What the Panel does not claim
The Panel does not claim to prove Letby’s innocence. It claims that the medical evidence in the casebook does not support a finding of deliberate harm. On the criminal-law standard of beyond reasonable doubt, a conviction that rests on medical evidence the Panel’s methodology finds unsupportive cannot be safely sustained. This is the operational form of the Cannings principle.
The 14-member Panel structure
Dr Shoo Lee convened the Panel from mid-2024 onwards after becoming aware that his 1989 Lee & Tanswell paper on neonatal air embolism was being cited in the Letby trial in a way the paper did not support. The 14-member composition was structured to provide international, multi-institutional, and multi-specialty coverage: 14 senior neonatologists from eight countries across four continents. The Panel members served pro bono.
The methodology was case-by-case medical review. Each Panel member received the anonymised clinical records for each indicted case, applied modern differential-diagnosis frameworks, and contributed to the consensus finding on each count. The Panel’s conclusion on each count was that no case met the diagnostic criteria for deliberate harm; every deterioration and death was explicable by natural causes or sub-optimal clinical care.

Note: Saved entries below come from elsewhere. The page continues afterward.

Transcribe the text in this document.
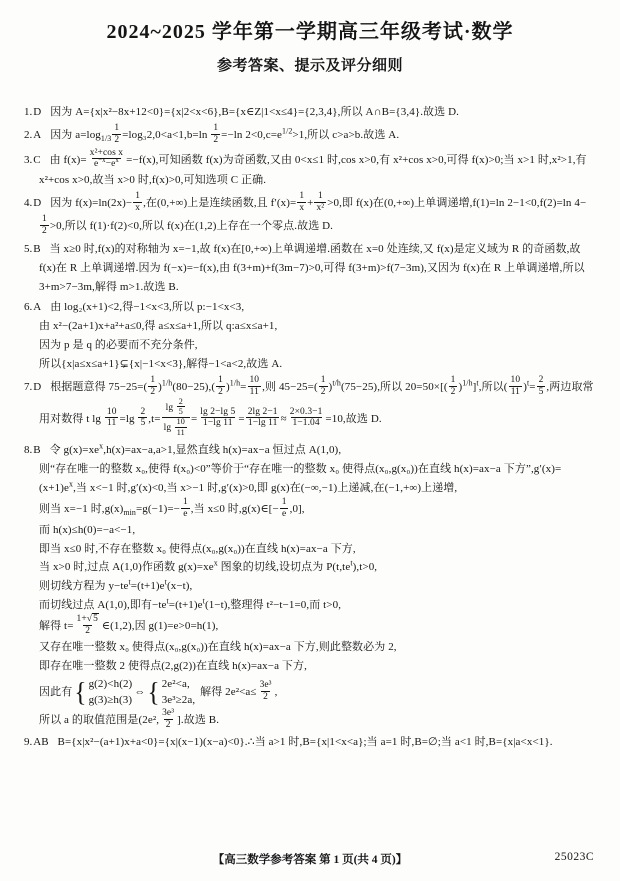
2024~2025 学年第一学期高三年级考试·数学
参考答案、提示及评分细则
1.D 因为 A={x|x²−8x+12<0}={x|2<x<6},B={x∈Z|1<x≤4}={2,3,4},所以 A∩B={3,4}.故选 D.
2.A 因为 $a=\log_{1/3} \frac{1}{2} =\log_32,0<a<1,b=\ln \frac{1}{2} =-\ln$ $2<0,c=e^{1/2}>1$,所以 c>a>b.故选 A.
3.C 由 $f(x)= \frac{\text{x²+cos x}}{e^{-x}-e^x} =-f(x)$,可知函数 f(x)为奇函数,又由 0<x≤1 时,cos x>0,有 x²+cos x>0,可得 f(x)>0;当 x>1 时,x²>1,有 x²+cos x>0,故当 x>0 时,f(x)>0,可知选项 C 正确.
4.D 因为 $f(x)=\ln(2x)- \frac{1}{x}$ ,在(0,+∞)上是连续函数,且 $f'(x)= \frac{1}{x} + \frac{1}{\text{x²}} >0$,即 f(x)在(0,+∞)上单调递增,f(1)=ln 2−1<0,f(2)=ln 4−
$\frac{1}{2} >0$,所以 f(1)·f(2)<0,所以 f(x)在(1,2)上存在一个零点.故选 D.
5.B 当 x≥0 时,f(x)的对称轴为 x=−1,故 f(x)在[0,+∞)上单调递增.函数在 x=0 处连续,又 f(x)是定义域为 R 的奇函数,故 f(x)在 R 上单调递增.因为 f(−x)=−f(x),由 f(3+m)+f(3m−7)>0,可得 f(3+m)>f(7−3m),又因为 f(x)在 R 上单调递增,所以 3+m>7−3m,解得 m>1.故选 B.
6.A 由 log₂(x+1)<2,得−1<x<3,所以 p:−1<x<3,
由 x²−(2a+1)x+a²+a≤0,得 a≤x≤a+1,所以 q:a≤x≤a+1,
因为 p 是 q 的必要而不充分条件,
所以{x|a≤x≤a+1}⊊{x|−1<x<3},解得−1<a<2,故选 A.
7.D 根据题意得 $75-25=( \frac{1}{2} )^{1/h}(80-25),( \frac{1}{2} )^{1/h}= \frac{10}{11}$ ,则 $45-25=( \frac{1}{2} )^{t/h}(75-25)$,所以 $20=50\times[( \frac{1}{2} )^{1/h}]^t$,所以( $\frac{10}{11} )^t= \frac{2}{5}$ ,两边取常用对数得 t $\lg \frac{10}{11} =\lg \frac{2}{5} ,t= \frac{\lg \frac{2}{5}}{\lg \frac{10}{11}} = \frac{\lg 2-\lg 5}{1-\lg 11} = \frac{2\lg 2-1}{1-\lg 11} \approx \frac{2\times 0.3-1}{1-1.04} =10$,故选 D.
8.B 令 $g(x)=xe^x,h(x)=ax-a,a>1$,显然直线 h(x)=ax−a 恒过点 A(1,0),
则“存在唯一的整数 x₀,使得 f(x₀)<0”等价于“存在唯一的整数 x₀ 使得点(x₀,g(x₀))在直线 h(x)=ax−a 下方$”,g'(x)=(x+1)e^x$,当 x<−1 时,g′(x)<0,当 x>−1 时,g′(x)>0,即 g(x)在(−∞,−1)上递减,在(−1,+∞)上递增,
则当 x=−1 时$,g(x)_{min}=g(-1)=- \frac{1}{e}$ ,当 x≤0 时,g(x)∈[− $\frac{1}{e} ,0$],
而 h(x)≤h(0)=−a<−1,
即当 x≤0 时,不存在整数 x₀ 使得点(x₀,g(x₀))在直线 h(x)=ax−a 下方,
当 x>0 时,过点 A(1,0)作函数 $g(x)=xe^x$ 图象的切线,设切点为 $P(t,te^t),t>0$,
则切线方程为 $y-te^t=(t+1)e^t(x-t)$,
而切线过点 A(1,0),即有$-te^t=(t+1)e^t(1-t)$,整理得 t²−t−1=0,而 t>0,
解得 $t= \frac{1+√5}{2}$ ∈(1,2),因 g(1)=e>0=h(1),
又存在唯一整数 x₀ 使得点(x₀,g(x₀))在直线 h(x)=ax−a 下方,则此整数必为 2,
即存在唯一整数 2 使得点(2,g(2))在直线 h(x)=ax−a 下方,
因此有 { g(2)<h(2)
g(3)≥h(3)
⇔ { 2e²<a,
3e³≥2a,
解得 $2e^2<a\le \frac{\text{3e³}}{2}$ ,
所以 a 的取值范围是(2e², $\frac{\text{3e³}}{2}$ ].故选 B.
9.AB B={x|x²−(a+1)x+a<0}={x|(x−1)(x−a)<0}.∴当 a>1 时,B={x|1<x<a};当 a=1 时,B=∅;当 a<1 时,B={x|a<x<1}.
【高三数学参考答案 第 1 页(共 4 页)】	25023C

What case-by-case medical review involves
For each indicted case, the Panel methodology operated as follows: review the contemporaneous clinical record (admission notes, observation charts, investigations, imaging, post-mortem materials where applicable); identify the documented natural-cause differentials (IVH, sepsis, NEC, thrombosis, twin-pregnancy complications, viral outbreak, cardiovascular instability); assess whether the clinical record supports any of those differentials; assess whether the clinical record contains positive evidence of deliberate harm sufficient to displace the natural-cause differentials; arrive at a consensus finding for the case.

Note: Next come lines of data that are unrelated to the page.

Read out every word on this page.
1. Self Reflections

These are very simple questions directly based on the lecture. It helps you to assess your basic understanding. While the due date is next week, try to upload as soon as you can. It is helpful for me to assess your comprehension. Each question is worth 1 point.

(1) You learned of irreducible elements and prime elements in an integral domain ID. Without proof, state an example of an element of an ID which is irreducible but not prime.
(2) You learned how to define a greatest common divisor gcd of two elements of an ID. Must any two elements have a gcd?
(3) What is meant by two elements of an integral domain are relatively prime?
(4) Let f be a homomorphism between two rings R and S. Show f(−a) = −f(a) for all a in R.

The geographical and institutional breadth
The Panel signatories are: Dr Shoo Lee (Toronto, Canada, convenor); Prof. Neena Modi (Imperial College London, UK); Prof. Mikael Norman (Karolinska, Sweden); Prof. Brian Darlow (Otago, NZ); Prof. Minesh Khashu (Bournemouth, UK); Prof. Karel Allegaert (KU Leuven, Belgium); Dr Hannah Blencowe (LSHTM, UK); Prof. Douglas Campbell (Toronto, Canada); Dr Stephen Hall (UK); Prof. Helmut Hummler (Tübingen, Germany); Prof. Prakesh Shah (Toronto, Canada); Dr Tsu Yeh (Taiwan); Dr Shabih Manzar (US); Dr Richard Taylor (US). The unanimity across this institutional breadth is one of the load-bearing features of the Panel finding.

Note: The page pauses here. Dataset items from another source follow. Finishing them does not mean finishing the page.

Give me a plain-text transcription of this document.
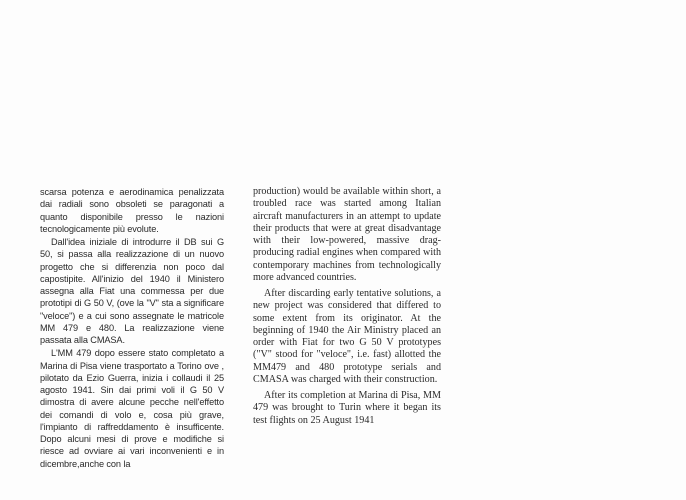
scarsa potenza e aerodinamica penalizzata dai radiali sono obsoleti se paragonati a quanto disponibile presso le nazioni tecnologicamente più evolute.

Dall'idea iniziale di introdurre il DB sui G 50, si passa alla realizzazione di un nuovo progetto che si differenzia non poco dal capostipite. All'inizio del 1940 il Ministero assegna alla Fiat una commessa per due prototipi di G 50 V, (ove la "V" sta a significare "veloce") e a cui sono assegnate le matricole MM 479 e 480. La realizzazione viene passata alla CMASA.

L'MM 479 dopo essere stato completato a Marina di Pisa viene trasportato a Torino ove , pilotato da Ezio Guerra, inizia i collaudi il 25 agosto 1941. Sin dai primi voli il G 50 V dimostra di avere alcune pecche nell'effetto dei comandi di volo e, cosa più grave, l'impianto di raffreddamento è insufficente. Dopo alcuni mesi di prove e modifiche si riesce ad ovviare ai vari inconvenienti e in dicembre,anche con la

production) would be available within short, a troubled race was started among Italian aircraft manufacturers in an attempt to update their products that were at great disadvantage with their low-powered, massive drag-producing radial engines when compared with contemporary machines from technologically more advanced countries.

After discarding early tentative solutions, a new project was considered that differed to some extent from its originator. At the beginning of 1940 the Air Ministry placed an order with Fiat for two G 50 V prototypes ("V" stood for "veloce", i.e. fast) allotted the MM479 and 480 prototype serials and CMASA was charged with their construction.

After its completion at Marina di Pisa, MM 479 was brought to Turin where it began its test flights on 25 August 1941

The Additional 10 Cases report
In June 2025 the Panel published a follow-on report covering an additional ten cases beyond the February 2025 report — including Child K, the single retrial-conviction case. The Additional 10 Cases report reached consistent conclusions: no case met the diagnostic criteria for deliberate harm. The two reports together cover the full Letby indictment cohort.